Oh, he was just quoting someone else. He wasn’t expressing odious, ignorant ideas, he was just echoing an odious, ignorant idea, which makes it OK, because it means he has a handy scapegoat.

Except…

“To show students that they need not fear bias in grading, the university is condemning a dissident professor, requiring him to use blind grading, and allowing students to opt out of his class,” he said in the email. “This, it is claimed, will make students relaxed and feel able to express their political views without fear of retribution.
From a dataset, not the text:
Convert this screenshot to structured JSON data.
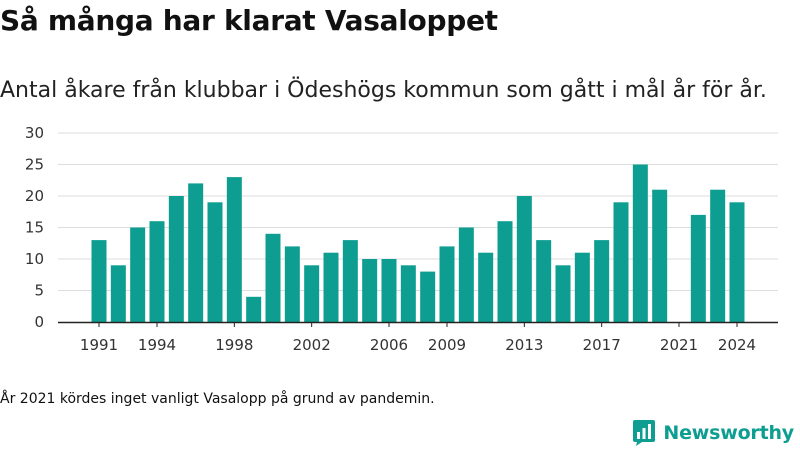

Having seen the university crack down on the one outspoken conservative professor, students will feel more comfortable in expressing their views while at Indiana University — that is, they will know what to expect if they speak freely in the classes of the 999 liberal professors. Of course, IU is not discouraging bias, but encouraging it, even requiring it, as a condition of teaching. There are views you’re not supposed to express, even outside of class, and heaven help the student whose professor checks his twitter account before issuing grades.”

You don’t get to simultaneously claim that you are a dissident conservative martyr and that what you said was not your opinion and therefore innocuous. That’s not how any of this works.

Add to that fact that his other tweets and his blog apparently show that he really does believe women are inferior and should be subservient, and I don’t think that flashing the “quote” card is as effective a shield as he believes.